Domestic dogs have experienced population bottlenecks, recent inbreeding, and strong artificial selection. These processes have simplified the genetic architecture of complex traits, allowed deleterious variation to persist, and increased both identity-by-descent (IBD) segments and runs of homozygosity (ROH). As such, dogs provide an excellent model for examining how these evolutionary processes influence disease. We assembled a dataset containing 4,414 breed dogs, 327 village dogs, and 380 wolves genotyped at 117,288 markers and data for clinical and morphological phenotypes. Breed dogs have an enrichment of IBD and ROH, relative to both village dogs and wolves, and we use these patterns to show that breed dogs have experienced differing severities of bottlenecks in their recent past. We then found that ROH burden is associated with phenotypes in breed dogs, such as lymphoma. We next test the prediction that breeds with greater ROH have more disease alleles reported in the Online Mendelian Inheritance in Animals (OMIA). Surprisingly, the number of causal variants identified correlates with the popularity of that breed rather than the ROH or IBD burden, suggesting an ascertainment bias in OMIA. Lastly, we use the distribution of ROH across the genome to identify genes with depletions of ROH as potential hotspots for inbreeding depression and find multiple exons where ROH are never observed. Our results suggest that inbreeding has played a large role in shaping genetic and phenotypic variation in dogs and that future work on understudied breeds may reveal new disease-causing variation.

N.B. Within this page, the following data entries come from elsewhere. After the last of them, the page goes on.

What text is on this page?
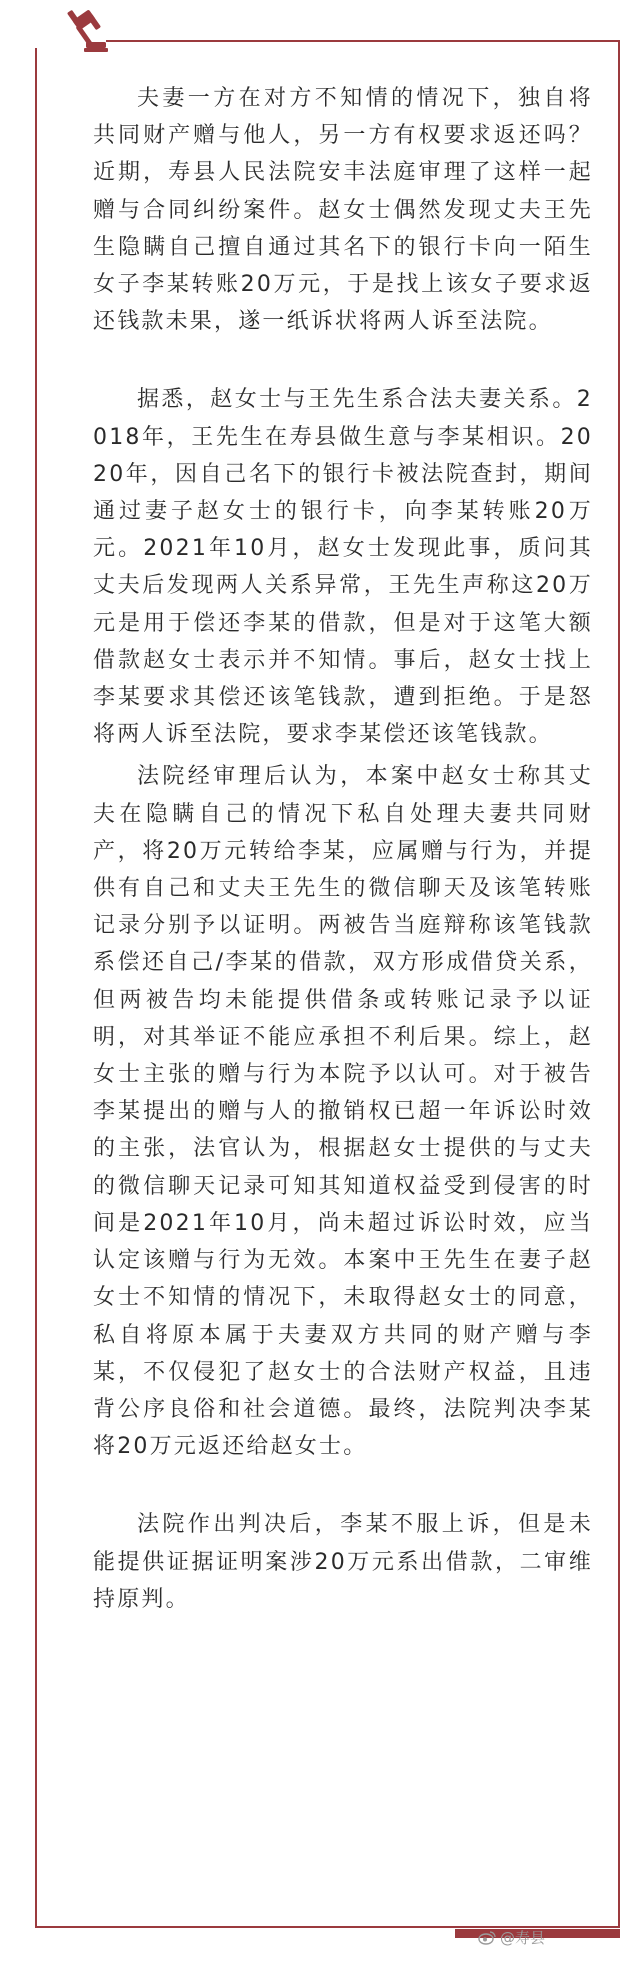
夫妻一方在对方不知情的情况下，独自将共同财产赠与他人，另一方有权要求返还吗？近期，寿县人民法院安丰法庭审理了这样一起赠与合同纠纷案件。赵女士偶然发现丈夫王先生隐瞒自己擅自通过其名下的银行卡向一陌生女子李某转账20万元，于是找上该女子要求返还钱款未果，遂一纸诉状将两人诉至法院。

据悉，赵女士与王先生系合法夫妻关系。2018年，王先生在寿县做生意与李某相识。2020年，因自己名下的银行卡被法院查封，期间通过妻子赵女士的银行卡，向李某转账20万元。2021年10月，赵女士发现此事，质问其丈夫后发现两人关系异常，王先生声称这20万元是用于偿还李某的借款，但是对于这笔大额借款赵女士表示并不知情。事后，赵女士找上李某要求其偿还该笔钱款，遭到拒绝。于是怒将两人诉至法院，要求李某偿还该笔钱款。

法院经审理后认为，本案中赵女士称其丈夫在隐瞒自己的情况下私自处理夫妻共同财产，将20万元转给李某，应属赠与行为，并提供有自己和丈夫王先生的微信聊天及该笔转账记录分别予以证明。两被告当庭辩称该笔钱款系偿还自己/李某的借款，双方形成借贷关系，但两被告均未能提供借条或转账记录予以证明，对其举证不能应承担不利后果。综上，赵女士主张的赠与行为本院予以认可。对于被告李某提出的赠与人的撤销权已超一年诉讼时效的主张，法官认为，根据赵女士提供的与丈夫的微信聊天记录可知其知道权益受到侵害的时间是2021年10月，尚未超过诉讼时效，应当认定该赠与行为无效。本案中王先生在妻子赵女士不知情的情况下，未取得赵女士的同意，私自将原本属于夫妻双方共同的财产赠与李某，不仅侵犯了赵女士的合法财产权益，且违背公序良俗和社会道德。最终，法院判决李某将20万元返还给赵女士。

法院作出判决后，李某不服上诉，但是未能提供证据证明案涉20万元系出借款，二审维持原判。

@寿县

Keywords: complex traits; deleterious mutations; fitness; inbreeding depression.

Fig. 1.

Potential mechanisms for associations between ROH and phenotypes that depend on recessive mutations. If a recessive deleterious mutation is nonlethal (blue), it may lead to ROH correlating with disease, while lethal (red) recessive mutations will cause a depletion of ROH.

Fig. 2.

Association of ROH burden with eight quantitative traits. Results are presented both stratified by breed and across all breeds. A significant effect of ROH burden on a trait (nominal P < 0.05) is indicated with a red point. An effect size greater than 0 indicates an increase in ROH with the trait or disease status, and less than 0 represents the converse. Phenotype abbreviations are as follows: portosystemic vascular anomalies (PSVA); mitral valve degeneration (MVD); mast cell tumor (MCT); granulomatous colitis (GC); elbow dysplasia (ED); and cranial cruciate ligament disease (CCLD). These results use the SR_BOUND correction for populations stratification (see Materials and Methods). Reference SI Appendix for additional information on P values. SI Appendix, Table S1 contains sample sizes, effect sizes, odds ratio, CI, and nominal P values. SI Appendix, Fig. S13 shows the uncorrected results as well as results using the genotype-relatedness matrix.

Fig. 3.

The correlation between the number of causal variants identified in each breed reported in OMIA and breed demographic characteristics. (A) Within-breed ROH and the total number of causal variants in OMIA. (B) Within-breed IBD and the total number of causal variants in OMIA. (C) Breed popularity over time and the total number of causal variants in OMIA. The shaded regions in each plot represent the CI on the regression line.

Fig. 4.

Histogram of the expected number of genes that fall into the top 10% CCRs over 100,000 randomly drawn sets of 27 genes. The empirical data are demarcated by the blue line (P = 0.025). The contingency table shows the count of genes classified as to whether all exons overlap an ROH (“ROH”) and whether any exons overlap a CCR (“CCR”). There is a 2.94-fold enrichment of genes with at least one exon without an ROH (“non-ROH” genes) in CCRs (P = 0.041) relative to genes where all exons overlap an ROH.